In response to The Daily Post’s writing prompt: “Pleased to Meet You.”
“This is the happiest day of my life!”
He smiles at me and his eyes not only twinkle as he gazes into mine, they shine with stunning otherworldly brilliance. My entire soul wants nothing more than to escape into his eyes and melt into his intense love. I feel as though I am the only person on earth.
“I wrote my book* to tell people about my life and the difficult road that I have had to travel. I wanted to let them know that you gave me the strength to endure and continue my journey. I want them to know that you are not “religion,” and you are not “hate”. I want them to know You are love.”
He smiles at me with a smile of pure love and joy and his eyes twinkled with stunning intensity into my own eyes.
Max Lucado, one of my favorite authors, introduced me to a man I had never understood before. He introduced me to a Creator who is pure Love. When I came to understand this truth, I fell in love with the Creator of the universe and savior of the world.

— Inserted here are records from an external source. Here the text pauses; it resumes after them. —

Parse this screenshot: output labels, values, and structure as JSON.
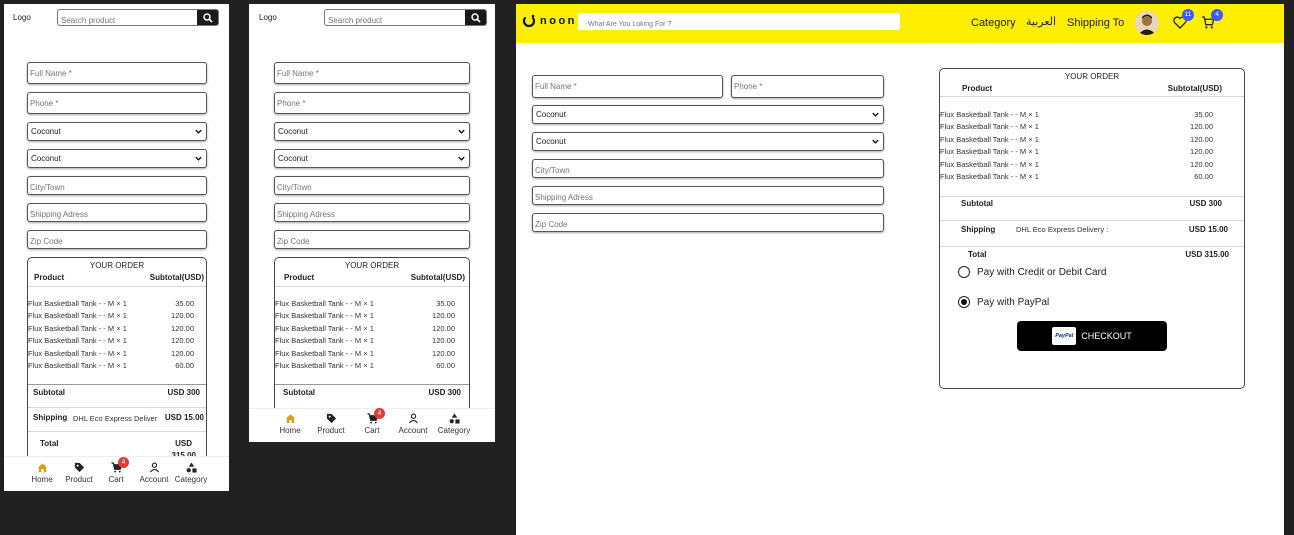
{
  "header": {
    "logo": "Logo",
    "search_placeholder": "Search product"
  },
  "form": {
    "full_name_placeholder": "Full Name *",
    "phone_placeholder": "Phone *",
    "country_value": "Coconut",
    "region_value": "Coconut",
    "city_placeholder": "City/Town",
    "address_placeholder": "Shipping Adress",
    "zip_placeholder": "Zip Code"
  },
  "order": {
    "title": "YOUR ORDER",
    "col_product": "Product",
    "col_subtotal": "Subtotal(USD)",
    "items": [
      {
        "name": "Flux Basketball Tank - - M × 1",
        "price": "35.00"
      },
      {
        "name": "Flux Basketball Tank - - M × 1",
        "price": "120.00"
      },
      {
        "name": "Flux Basketball Tank - - M × 1",
        "price": "120.00"
      },
      {
        "name": "Flux Basketball Tank - - M × 1",
        "price": "120.00"
      },
      {
        "name": "Flux Basketball Tank - - M × 1",
        "price": "120.00"
      },
      {
        "name": "Flux Basketball Tank - - M × 1",
        "price": "60.00"
      }
    ],
    "subtotal_label": "Subtotal",
    "subtotal_value": "USD 300",
    "shipping_label": "Shipping",
    "shipping_method": "DHL Eco Express Delivery :",
    "shipping_method_truncated": "DHL Eco Express Deliver",
    "shipping_value": "USD 15.00",
    "total_label": "Total",
    "total_value": "USD 315.00",
    "total_value_line1": "USD",
    "total_value_line2": "315.00"
  },
  "payment": {
    "card_label": "Pay with Credit or Debit Card",
    "paypal_label": "Pay with PayPal",
    "selected": "paypal",
    "paypal_logo_text": "PayPal",
    "checkout_label": "CHECKOUT"
  },
  "bottom_nav": {
    "items": [
      {
        "label": "Home",
        "icon": "home-icon"
      },
      {
        "label": "Product",
        "icon": "tag-icon"
      },
      {
        "label": "Cart",
        "icon": "cart-icon"
      },
      {
        "label": "Account",
        "icon": "user-icon"
      },
      {
        "label": "Category",
        "icon": "shapes-icon"
      }
    ],
    "cart_badge": "4",
    "active_color": "#d4a017"
  },
  "desktop_header": {
    "brand": "noon",
    "search_placeholder": "What Are You Loking For ?",
    "category_label": "Category",
    "arabic_label": "العربية",
    "shipping_label": "Shipping To",
    "wishlist_badge": "11",
    "cart_badge": "4",
    "bg_color": "#feee00"
  }
}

This was the most incredible moment of my life.
“You do know why I am here?” He asked.
“Yes,” nodding my head.
He lovingly takes my hand and I, grateful to leave the old and broken clay coccoon behind, take his hand as we walk into the light together.
* My book is not yet written. It is still a twinkle in my eye. I am trying to improve my writing skills before I actually pursue writing it.
In response to The Daily Post’s writing prompt: “Pens and Pencils.”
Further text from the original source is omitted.